EXTRÊME-ORIENT QUESTION D'
Jusqu'en 1890 : le régime des traités inégaux
Une première phase prend fin autour de 1890. De nouvelles expéditions entreprises contre la Chine par la France et l'Angleterre (deuxième et troisième guerres de l'Opium) aboutissent au traité de Pékin, le 21 octobre 1860, qui limite considérablement la souveraineté de la Chine : ouverture de onze nouveaux ports dont Tianjin et Nankin, autorisation pour les navires de commerce de remonter le Yangzi jusqu'à Hankou, privilège de juridiction pour les étrangers, même pour les affaires civiles, quand ils sont défendeurs, droit pour les missions religieuses françaises de s'établir en dehors des ports ouverts, installation à Pékin d'agents diplomatiques occidentaux permanents (le gouvernement chinois créant un office des Affaires étrangères, le Tsong-li Yamen). De son côté, la Russie obtient au nord un vaste territoire qui deviendra la Province maritime et qui comprend, en bordure du Pacifique, le pays délimité par l'Amour et l'Oussouri.

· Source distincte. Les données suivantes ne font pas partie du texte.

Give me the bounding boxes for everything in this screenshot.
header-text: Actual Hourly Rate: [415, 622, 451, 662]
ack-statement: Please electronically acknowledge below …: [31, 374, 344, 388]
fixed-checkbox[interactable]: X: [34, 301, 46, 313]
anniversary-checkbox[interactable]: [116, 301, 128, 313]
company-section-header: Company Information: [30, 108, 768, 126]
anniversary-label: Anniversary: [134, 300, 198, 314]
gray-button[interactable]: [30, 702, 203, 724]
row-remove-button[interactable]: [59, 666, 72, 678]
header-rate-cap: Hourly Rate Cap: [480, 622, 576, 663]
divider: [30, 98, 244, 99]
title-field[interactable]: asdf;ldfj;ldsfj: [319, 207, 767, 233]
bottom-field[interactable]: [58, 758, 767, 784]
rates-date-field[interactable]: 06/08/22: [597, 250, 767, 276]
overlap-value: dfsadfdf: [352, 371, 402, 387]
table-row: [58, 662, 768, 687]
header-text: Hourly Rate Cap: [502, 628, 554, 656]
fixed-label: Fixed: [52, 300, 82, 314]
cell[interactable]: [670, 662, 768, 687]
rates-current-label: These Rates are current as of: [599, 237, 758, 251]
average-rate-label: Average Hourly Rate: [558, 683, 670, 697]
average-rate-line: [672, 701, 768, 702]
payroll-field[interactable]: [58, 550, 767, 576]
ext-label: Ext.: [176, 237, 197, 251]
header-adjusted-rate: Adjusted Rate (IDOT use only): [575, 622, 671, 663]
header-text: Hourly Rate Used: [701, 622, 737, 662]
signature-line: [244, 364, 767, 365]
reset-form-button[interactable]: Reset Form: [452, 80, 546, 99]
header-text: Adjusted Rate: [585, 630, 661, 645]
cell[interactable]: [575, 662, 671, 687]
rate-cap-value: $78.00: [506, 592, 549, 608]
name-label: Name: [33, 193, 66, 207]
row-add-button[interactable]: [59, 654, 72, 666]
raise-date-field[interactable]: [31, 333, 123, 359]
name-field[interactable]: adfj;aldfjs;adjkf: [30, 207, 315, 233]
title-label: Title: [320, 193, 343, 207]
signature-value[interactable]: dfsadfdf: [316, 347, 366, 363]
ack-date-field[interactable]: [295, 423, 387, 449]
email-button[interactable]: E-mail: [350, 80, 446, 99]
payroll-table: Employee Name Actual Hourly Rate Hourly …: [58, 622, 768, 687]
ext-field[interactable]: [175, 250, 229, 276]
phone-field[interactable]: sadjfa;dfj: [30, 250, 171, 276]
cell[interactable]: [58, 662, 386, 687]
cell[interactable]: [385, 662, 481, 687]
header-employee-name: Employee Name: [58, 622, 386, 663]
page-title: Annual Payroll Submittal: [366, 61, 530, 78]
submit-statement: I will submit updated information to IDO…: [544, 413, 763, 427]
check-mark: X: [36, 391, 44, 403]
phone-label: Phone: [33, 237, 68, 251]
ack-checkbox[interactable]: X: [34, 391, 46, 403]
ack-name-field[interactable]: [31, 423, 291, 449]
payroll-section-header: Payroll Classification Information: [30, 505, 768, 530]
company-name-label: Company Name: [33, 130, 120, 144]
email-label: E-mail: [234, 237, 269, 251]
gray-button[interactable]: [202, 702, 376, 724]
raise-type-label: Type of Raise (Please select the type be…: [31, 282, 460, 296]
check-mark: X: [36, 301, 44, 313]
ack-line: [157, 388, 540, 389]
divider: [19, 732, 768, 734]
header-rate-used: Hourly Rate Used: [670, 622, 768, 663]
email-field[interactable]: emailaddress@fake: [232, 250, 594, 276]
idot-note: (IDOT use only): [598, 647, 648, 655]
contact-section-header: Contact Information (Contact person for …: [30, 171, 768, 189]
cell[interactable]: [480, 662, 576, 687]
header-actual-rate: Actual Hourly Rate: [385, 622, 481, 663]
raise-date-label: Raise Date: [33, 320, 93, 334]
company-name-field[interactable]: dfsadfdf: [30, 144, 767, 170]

Le gouvernement mandchou n'oppose en fait aucune résistance sérieuse aux exigences étrangères. Sa faiblesse et son impopularité sont un des éléments constitutifs de la question d'Extrême-Orient. Il doit faire face à des mouvements d'opposition comme celui des Taiping (T'ain-p'ing), qui ont pris Nankin pour capitale et qui, résistant de 1851 à 1864, ne seront finalement écrasés que grâce à l'aide militaire et technique des Français et des Anglais. Les grandes puissances sont toujours intervenues en faveur des forces conservatrices ; après des hésitations et des dissentiments, elles ont décidé de soutenir la dynastie mandchoue (et cela jusqu'en 1911). Le maintien d'une unité fictive est nécessaire pour ne pas laisser une seule puissance profiter exclusivement d'une dislocation de l'Empire. Trop faible pour résister à la pression étrangère, le gouvernement mandchou doit être assez fort pour garantir l'exécution des accords signés, repousser des réformes qui permettraient à la Chine de se passer de l'Occident et de briser les mouvements insurrectionnels. De même l'existence d'un Empire ottoman était liée à la question d'Orient, de même la question d'Extrême-Orient impliquait la survie, sous contrôle, d'un Empire chinois. Après deux ans de guerre (1883-1885), la France impose à la Chine l'abandon de son feudataire vietnamien.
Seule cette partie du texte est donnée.